Manziel then claims he got dressed, ran across campus and tried to explain what happened to camp organizers and apologize. He says his mom showed up soon after and he was informed that he was being sent home from the camp.

Manziel then says the camp director informs him that there are reports of Manziel being in New Orleans the night before, on Bourbon Street.

“I’m like, ‘This is absolutely insane. What are you talking about? Of course I was not (on Bourbon Street).’ What I was told was, A.J. essentially went and told them the next day that he was in the room, that everything was good, that he didn’t see me and that I never came back to the room that night and they had people come to the room,” Manziel continued.

“I absolutely, 100 million percent stayed in that dorm room that night — and got kicked out of the camp for what was oversleeping when there were people saying I’m in Bourbon Street.”

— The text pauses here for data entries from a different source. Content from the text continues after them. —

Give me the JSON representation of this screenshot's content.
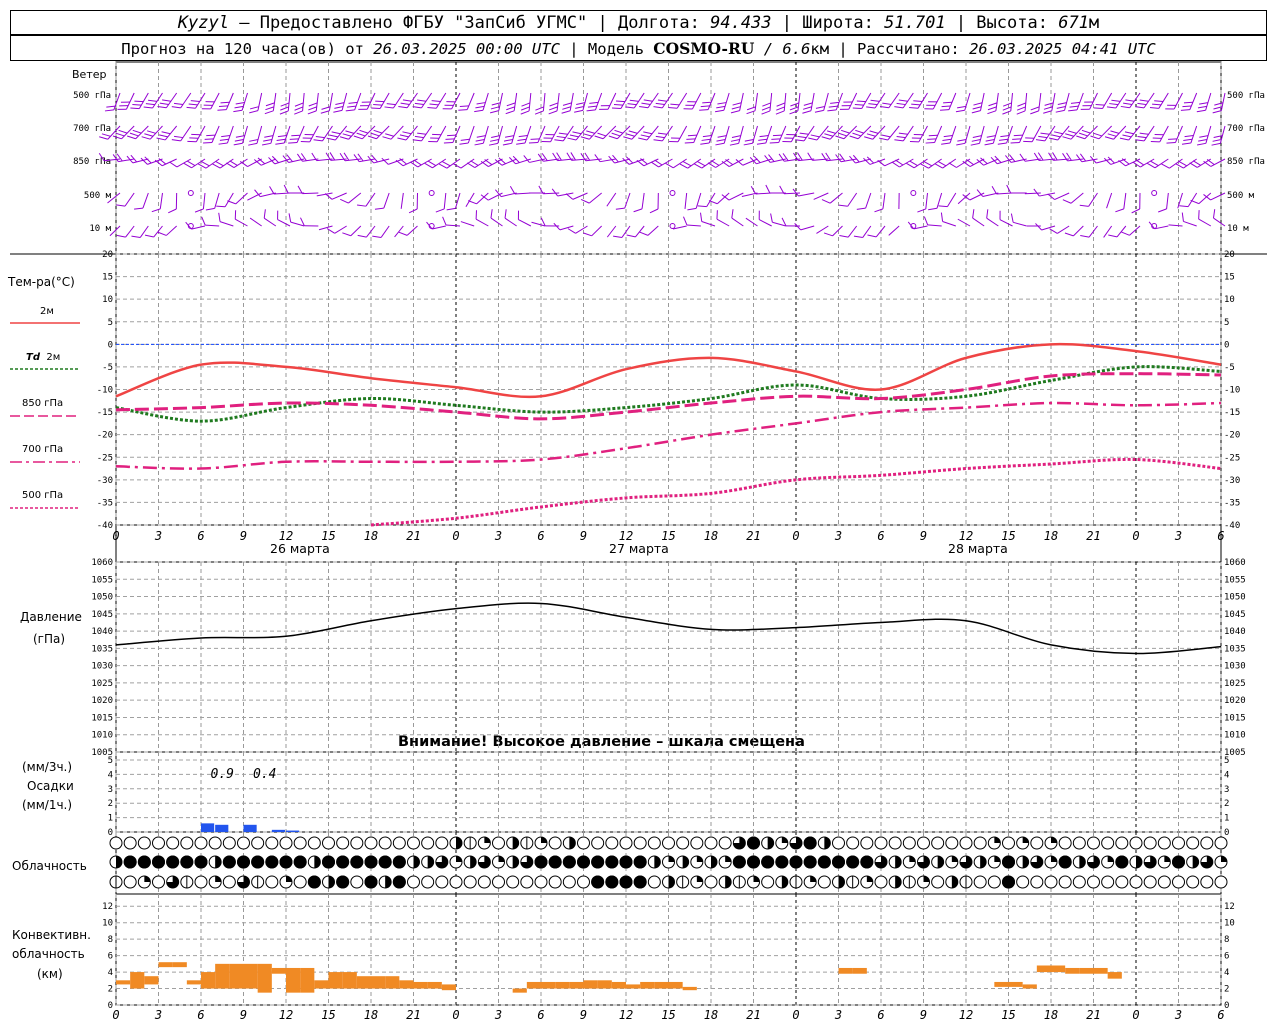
{
  "header": {
    "station": "Kyzyl",
    "provided_by": "– Предоставлено ФГБУ \"ЗапСиб УГМС\"",
    "lon_label": "| Долгота:",
    "lon_value": "94.433",
    "lat_label": "| Широта:",
    "lat_value": "51.701",
    "alt_label": "| Высота:",
    "alt_value": "671",
    "alt_unit": "м",
    "forecast_prefix": "Прогноз на 120 часа(ов) от",
    "forecast_start": "26.03.2025 00:00 UTC",
    "model_label": "| Модель",
    "model_name": "COSMO-RU",
    "model_sep": "/",
    "model_res": "6.6",
    "model_res_unit": "км",
    "calc_label": "| Рассчитано:",
    "calc_time": "26.03.2025 04:41 UTC"
  },
  "labels": {
    "wind": "Ветер",
    "temp": "Тем-ра(°C)",
    "t2m": "2м",
    "td": "Td",
    "td2m": "2м",
    "t850": "850 гПа",
    "t700": "700 гПа",
    "t500": "500 гПа",
    "pressure": "Давление",
    "pressure_unit": "(гПа)",
    "precip_unit3": "(мм/3ч.)",
    "precip": "Осадки",
    "precip_unit1": "(мм/1ч.)",
    "cloud": "Облачность",
    "conv1": "Конвективн.",
    "conv2": "облачность",
    "conv_unit": "(км)",
    "pressure_warning": "Внимание! Высокое давление – шкала смещена",
    "day1": "26 марта",
    "day2": "27 марта",
    "day3": "28 марта"
  },
  "colors": {
    "wind": "#9400d3",
    "t2m": "#ef4444",
    "td": "#1f7a1f",
    "t850": "#e0207f",
    "t700": "#e0207f",
    "t500": "#e0207f",
    "pressure": "#000000",
    "precip": "#2255ee",
    "convective": "#f08a24",
    "zero_line": "#1144ff"
  },
  "wind_levels": [
    "500 гПа",
    "700 гПа",
    "850 гПа",
    "500 м",
    "10 м"
  ],
  "hour_ticks": [
    "0",
    "3",
    "6",
    "9",
    "12",
    "15",
    "18",
    "21",
    "0",
    "3",
    "6",
    "9",
    "12",
    "15",
    "18",
    "21",
    "0",
    "3",
    "6",
    "9",
    "12",
    "15",
    "18",
    "21",
    "0",
    "3",
    "6"
  ],
  "chart_data": [
    {
      "type": "line",
      "name": "temperature",
      "ylim": [
        -40,
        20
      ],
      "yticks": [
        20,
        15,
        10,
        5,
        0,
        -5,
        -10,
        -15,
        -20,
        -25,
        -30,
        -35,
        -40
      ],
      "x_hours": [
        0,
        6,
        12,
        18,
        24,
        30,
        36,
        42,
        48,
        54,
        60,
        66,
        72,
        78
      ],
      "series": [
        {
          "name": "2м",
          "values": [
            -11.5,
            -4.5,
            -5,
            -7.5,
            -9.5,
            -11.5,
            -5.5,
            -3,
            -6,
            -10,
            -3,
            0,
            -1.5,
            -4.5
          ]
        },
        {
          "name": "Td 2м",
          "values": [
            -14,
            -17,
            -14,
            -12,
            -13.5,
            -15,
            -14,
            -12,
            -9,
            -12,
            -11.5,
            -8,
            -5,
            -6
          ]
        },
        {
          "name": "850 гПа",
          "values": [
            -14.5,
            -14,
            -13,
            -13.5,
            -15,
            -16.5,
            -15,
            -13,
            -11.5,
            -12,
            -10,
            -7,
            -6.5,
            -6.8
          ]
        },
        {
          "name": "700 гПа",
          "values": [
            -27,
            -27.5,
            -26,
            -26,
            -26,
            -25.5,
            -23,
            -20,
            -17.5,
            -15,
            -14,
            -13,
            -13.5,
            -13
          ]
        },
        {
          "name": "500 гПа",
          "values": [
            null,
            null,
            null,
            -40,
            -38.5,
            -36,
            -34,
            -33,
            -30,
            -29,
            -27.5,
            -26.5,
            -25.5,
            -27.5
          ]
        }
      ]
    },
    {
      "type": "line",
      "name": "pressure",
      "ylim": [
        1005,
        1060
      ],
      "yticks": [
        1060,
        1055,
        1050,
        1045,
        1040,
        1035,
        1030,
        1025,
        1020,
        1015,
        1010,
        1005
      ],
      "x_hours": [
        0,
        6,
        12,
        18,
        24,
        30,
        36,
        42,
        48,
        54,
        60,
        66,
        72,
        78
      ],
      "values": [
        1036,
        1038,
        1038.5,
        1043,
        1046.5,
        1048,
        1044,
        1040.5,
        1041,
        1042.5,
        1043,
        1036,
        1033.5,
        1035.5
      ]
    },
    {
      "type": "bar",
      "name": "precipitation",
      "ylim": [
        0,
        5
      ],
      "yticks": [
        5,
        4,
        3,
        2,
        1,
        0
      ],
      "annotations": [
        {
          "hour": 7.5,
          "text": "0.9"
        },
        {
          "hour": 10.5,
          "text": "0.4"
        }
      ],
      "bars": [
        {
          "hour": 6,
          "value": 0.6
        },
        {
          "hour": 7,
          "value": 0.5
        },
        {
          "hour": 9,
          "value": 0.5
        },
        {
          "hour": 11,
          "value": 0.15
        },
        {
          "hour": 12,
          "value": 0.1
        }
      ]
    },
    {
      "type": "bar",
      "name": "convective",
      "ylim": [
        0,
        13
      ],
      "yticks": [
        12,
        10,
        8,
        6,
        4,
        2,
        0
      ],
      "bars": [
        {
          "hour": 0,
          "bottom": 2.5,
          "top": 3
        },
        {
          "hour": 1,
          "bottom": 2,
          "top": 4
        },
        {
          "hour": 2,
          "bottom": 2.5,
          "top": 3.5
        },
        {
          "hour": 3,
          "bottom": 4.6,
          "top": 5.2
        },
        {
          "hour": 4,
          "bottom": 4.6,
          "top": 5.2
        },
        {
          "hour": 5,
          "bottom": 2.5,
          "top": 3
        },
        {
          "hour": 6,
          "bottom": 2,
          "top": 4
        },
        {
          "hour": 7,
          "bottom": 2,
          "top": 5
        },
        {
          "hour": 8,
          "bottom": 2,
          "top": 5
        },
        {
          "hour": 9,
          "bottom": 2,
          "top": 5
        },
        {
          "hour": 10,
          "bottom": 1.5,
          "top": 5
        },
        {
          "hour": 11,
          "bottom": 3.8,
          "top": 4.5
        },
        {
          "hour": 12,
          "bottom": 1.5,
          "top": 4.5
        },
        {
          "hour": 13,
          "bottom": 1.5,
          "top": 4.5
        },
        {
          "hour": 14,
          "bottom": 2,
          "top": 3
        },
        {
          "hour": 15,
          "bottom": 2,
          "top": 4
        },
        {
          "hour": 16,
          "bottom": 2,
          "top": 4
        },
        {
          "hour": 17,
          "bottom": 2,
          "top": 3.5
        },
        {
          "hour": 18,
          "bottom": 2,
          "top": 3.5
        },
        {
          "hour": 19,
          "bottom": 2,
          "top": 3.5
        },
        {
          "hour": 20,
          "bottom": 2,
          "top": 3
        },
        {
          "hour": 21,
          "bottom": 2,
          "top": 2.8
        },
        {
          "hour": 22,
          "bottom": 2,
          "top": 2.8
        },
        {
          "hour": 23,
          "bottom": 1.8,
          "top": 2.5
        },
        {
          "hour": 28,
          "bottom": 1.5,
          "top": 2
        },
        {
          "hour": 29,
          "bottom": 2,
          "top": 2.8
        },
        {
          "hour": 30,
          "bottom": 2,
          "top": 2.8
        },
        {
          "hour": 31,
          "bottom": 2,
          "top": 2.8
        },
        {
          "hour": 32,
          "bottom": 2,
          "top": 2.8
        },
        {
          "hour": 33,
          "bottom": 2,
          "top": 3
        },
        {
          "hour": 34,
          "bottom": 2,
          "top": 3
        },
        {
          "hour": 35,
          "bottom": 2,
          "top": 2.8
        },
        {
          "hour": 36,
          "bottom": 2,
          "top": 2.5
        },
        {
          "hour": 37,
          "bottom": 2,
          "top": 2.8
        },
        {
          "hour": 38,
          "bottom": 2,
          "top": 2.8
        },
        {
          "hour": 39,
          "bottom": 2,
          "top": 2.8
        },
        {
          "hour": 40,
          "bottom": 1.8,
          "top": 2.2
        },
        {
          "hour": 51,
          "bottom": 3.8,
          "top": 4.5
        },
        {
          "hour": 52,
          "bottom": 3.8,
          "top": 4.5
        },
        {
          "hour": 62,
          "bottom": 2.2,
          "top": 2.8
        },
        {
          "hour": 63,
          "bottom": 2.2,
          "top": 2.8
        },
        {
          "hour": 64,
          "bottom": 2,
          "top": 2.5
        },
        {
          "hour": 65,
          "bottom": 4,
          "top": 4.8
        },
        {
          "hour": 66,
          "bottom": 4,
          "top": 4.8
        },
        {
          "hour": 67,
          "bottom": 3.8,
          "top": 4.5
        },
        {
          "hour": 68,
          "bottom": 3.8,
          "top": 4.5
        },
        {
          "hour": 69,
          "bottom": 3.8,
          "top": 4.5
        },
        {
          "hour": 70,
          "bottom": 3.2,
          "top": 4
        }
      ]
    }
  ]
}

“The real people that were there, A.J. being one of them, knows exactly what happened.”

Manziel said the fallout from that incident followed him for the rest of his career, including immediately after at SEC Media Days and the following summer as he prepped for the 2014 NFL Draft.

“One of the hardest things was going to SEC Media Days after that whole fiasco that wasn’t really what it was,” Manziel said. “It was a hard thing to live down, even going into NFL meetings. That was one of the biggest mishaps that I ever had to deal with… I will always forever have a weird feeling about that.

“A lot of regret for how it went because I overslept sure, I take full responsibility for missing a meeting. Extracurriculars of what I was told I was doing was absolutely not the case and maybe it was a couple other people that were there, I won’t confirm or deny anything like that but just know the quarterbacks from the 2012, 2013 year from the SEC and around college football know the deal and I still feel a little, some kinda way about that maybe.”

If McCarron really did sabotage Manziel at the camp, he helped bring a media storm around the Texas A&M program that dwarfed the attention the defending national champions received that offseason. A genius move honestly if that’s what actually happened.

It will be interesting to see if any other quarterbacks come forward to back up or deny Manziel’s recollection of the events from the infamous Manning Passing Academy.